Right from the start, when he was elected in 1978, he set out his ambitions.
Those ambitions were largely accomplished.
He re-established the conservative values of the Catholic Church.
And despite attracting criticism, for example by opposing contraception even in an Africa ravaged with Aids, he maintained his views with a humanity which was visible to all through vivid communication.
He was a political figure who had views on issues not just of eternity, but of the day.
The range of his interests demonstrates how hard it will be for anyone else to come close to matching his interventions.
He put an end to liberation theology in Latin America.
On his first visit abroad in January 1979, he told Latin American bishops in Mexico not to regard Jesus as a political activist.
"This conception of Christ as a political figure, a revolutionary, as the subversive of Nazareth, does not tally with the Church's teachings."
He helped put an end to communism in Europe.
After John Paul's visit to his native Poland in June 1979, during which the crowds chanted "We want God", the historian of Eastern Europe Timothy Garton Ash commented: "Everyone saw that Poland is not a communist country-just a communist state."
No wonder the Polish communists sent out the message: "The Pope is our enemy."
He opposed the war in Iraq: "War, like the one now in Iraq, threatens the fate of humanity."
Such a view was awkward for US President George Bush, but the American right tolerated John Paul because he stood against communism (and abortion).
The fact that the White House ignored him over Iraq shows that the temporal powers of a Pope are indeed limited, as Stalin once observed.
In the Middle East, he managed what few have achieved - he showed sympathy for and won respect from both sides of the Israeli-Palestinian conflict.
He met the late Palestinian leader Yasser Arafat and went to a Palestinian refugee camp near Bethlehem where he said: "The Palestinian people have the natural right to a homeland".
Yet he added something else in that sentence. To the right of a homeland he added: "And the right to be able to live in peace and tranquillity with the other peoples of this area."
Those other peoples of course meant principally the Israelis.
He placed a written prayer into the Western Wall in Jerusalem which called for "genuine brotherhood with the people of the Covenant".
Newspapers in Israel have mourned him as a Pope who called the Jews his "elder brothers."
Relations with Islam
He did not confront militant Islam, but pointedly sought moderation from all.
To Muslims in Damascus, he stated:
"It is my ardent hope that Muslim and Christian religious leaders and teachers will present our two great religious communities as communities in respectful dialogue, never more as communities in conflict."
Nobody else could combine such religious, political and personal power. And that leaves problems for his successor.
John Paul managed to soften the sometimes harsh doctrines of conservatism Catholicism by his personal charm.
A less sympathetic figure might trigger a reaction against some of the Church's teachings on personal morality. A less charismatic figure will have less impact in world affairs.
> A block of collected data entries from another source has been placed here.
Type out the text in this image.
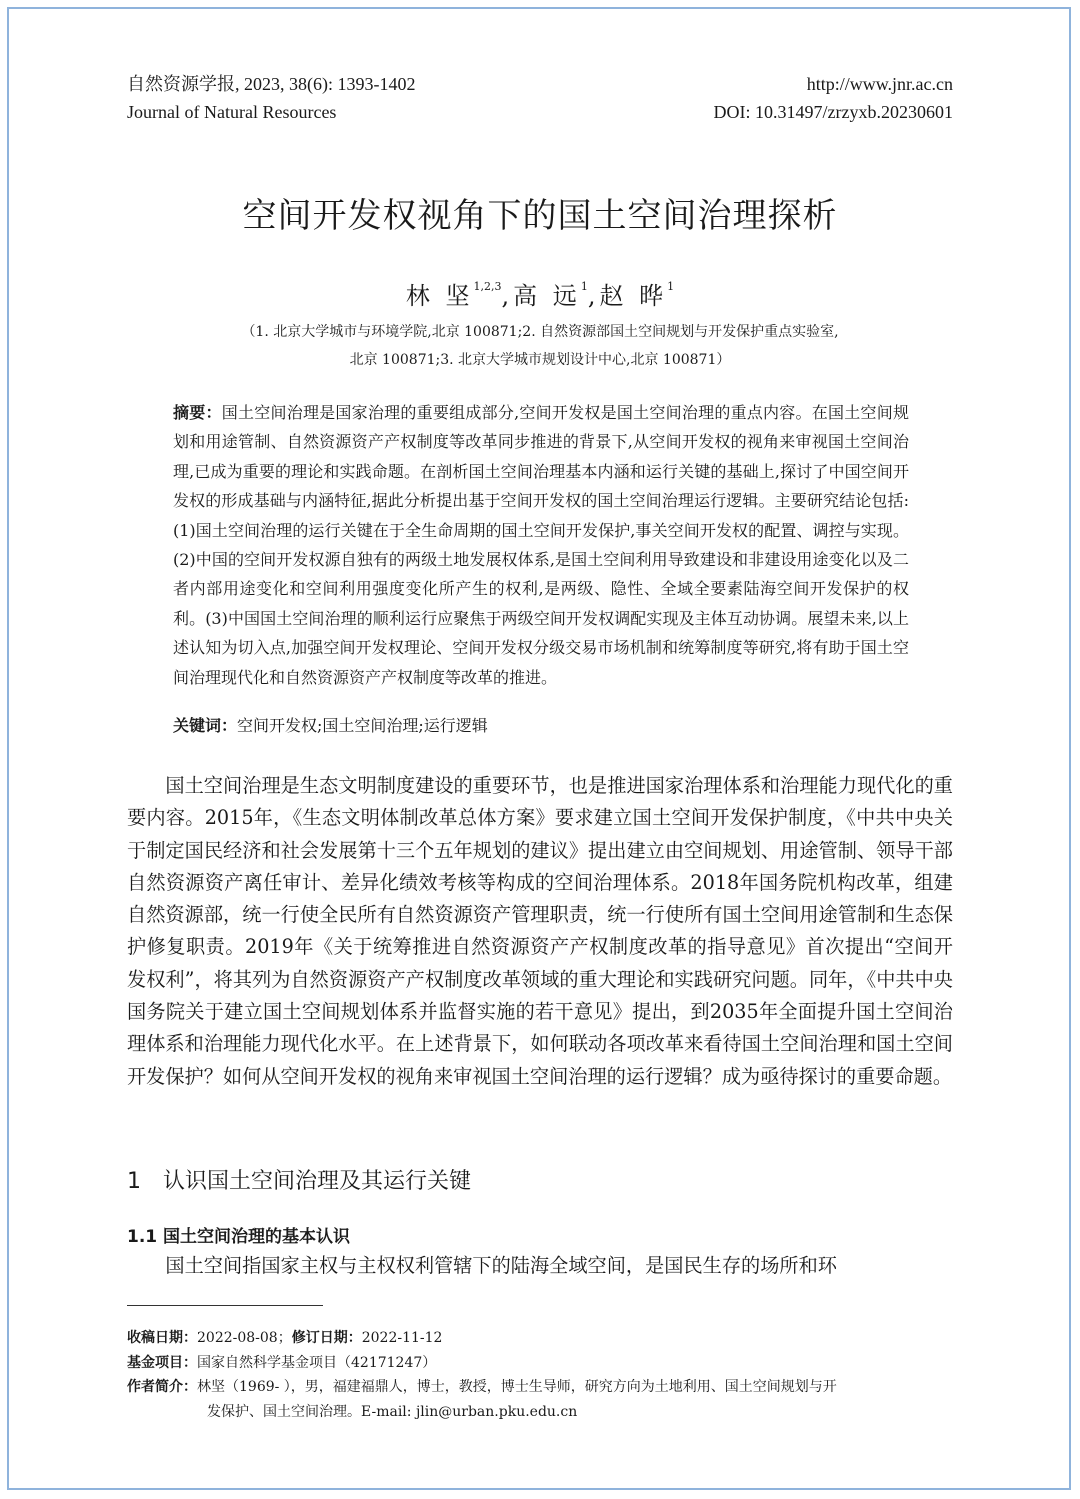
自然资源学报, 2023, 38(6): 1393-1402
Journal of Natural Resources
http://www.jnr.ac.cn
DOI: 10.31497/zrzyxb.20230601
空间开发权视角下的国土空间治理探析
林 坚$^{1,2,3}$,高 远$^1$,赵 晔$^1$
（1. 北京大学城市与环境学院,北京 100871;2. 自然资源部国土空间规划与开发保护重点实验室,
北京 100871;3. 北京大学城市规划设计中心,北京 100871）
摘要：国土空间治理是国家治理的重要组成部分,空间开发权是国土空间治理的重点内容。在国土空间规划和用途管制、自然资源资产产权制度等改革同步推进的背景下,从空间开发权的视角来审视国土空间治理,已成为重要的理论和实践命题。在剖析国土空间治理基本内涵和运行关键的基础上,探讨了中国空间开发权的形成基础与内涵特征,据此分析提出基于空间开发权的国土空间治理运行逻辑。主要研究结论包括:(1)国土空间治理的运行关键在于全生命周期的国土空间开发保护,事关空间开发权的配置、调控与实现。(2)中国的空间开发权源自独有的两级土地发展权体系,是国土空间利用导致建设和非建设用途变化以及二者内部用途变化和空间利用强度变化所产生的权利,是两级、隐性、全域全要素陆海空间开发保护的权利。(3)中国国土空间治理的顺利运行应聚焦于两级空间开发权调配实现及主体互动协调。展望未来,以上述认知为切入点,加强空间开发权理论、空间开发权分级交易市场机制和统筹制度等研究,将有助于国土空间治理现代化和自然资源资产产权制度等改革的推进。
关键词：空间开发权;国土空间治理;运行逻辑
国土空间治理是生态文明制度建设的重要环节，也是推进国家治理体系和治理能力现代化的重要内容。2015年，《生态文明体制改革总体方案》要求建立国土空间开发保护制度，《中共中央关于制定国民经济和社会发展第十三个五年规划的建议》提出建立由空间规划、用途管制、领导干部自然资源资产离任审计、差异化绩效考核等构成的空间治理体系。2018年国务院机构改革，组建自然资源部，统一行使全民所有自然资源资产管理职责，统一行使所有国土空间用途管制和生态保护修复职责。2019年《关于统筹推进自然资源资产产权制度改革的指导意见》首次提出“空间开发权利”，将其列为自然资源资产产权制度改革领域的重大理论和实践研究问题。同年，《中共中央 国务院关于建立国土空间规划体系并监督实施的若干意见》提出，到2035年全面提升国土空间治理体系和治理能力现代化水平。在上述背景下，如何联动各项改革来看待国土空间治理和国土空间开发保护？如何从空间开发权的视角来审视国土空间治理的运行逻辑？成为亟待探讨的重要命题。
1　认识国土空间治理及其运行关键
1.1 国土空间治理的基本认识
国土空间指国家主权与主权权利管辖下的陆海全域空间，是国民生存的场所和环
收稿日期：2022-08-08；修订日期：2022-11-12
基金项目：国家自然科学基金项目（42171247）
作者简介：林坚（1969- ），男，福建福鼎人，博士，教授，博士生导师，研究方向为土地利用、国土空间规划与开
发保护、国土空间治理。E-mail: jlin@urban.pku.edu.cn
And yet there are possibilities.
There were gaps in the political programme of John Paul II. He spoke of his concern for the poor, yet his full weight was not felt in the current campaigns to end world poverty.
A Pope from the developing world and speaking for the developing world could be awkward for the rich.
So could a Pope who points to the deficiencies of the free market more openly than did John Paul.
Leading UK Catholic commentator William Rees-Mogg said there were two issues facing the modern world - "the material poverty of the Third World, and the spiritual poverty of the First".
In an article in the UK's Times newspaper, he wrote: "To me, these two problems suggest the advantages of a Pope drawn from the nations of suffering because they know the real conditions of life, and suffering strengthens their faith."
He described the decision to appoint Polish Cardinal Karol Wojtyla as "one of the most successful in the history of the papacy".
"I hope that the new conclave may repeat the formula which inspired the last decision. Look for the big issue and appoint the person best qualified to handle it."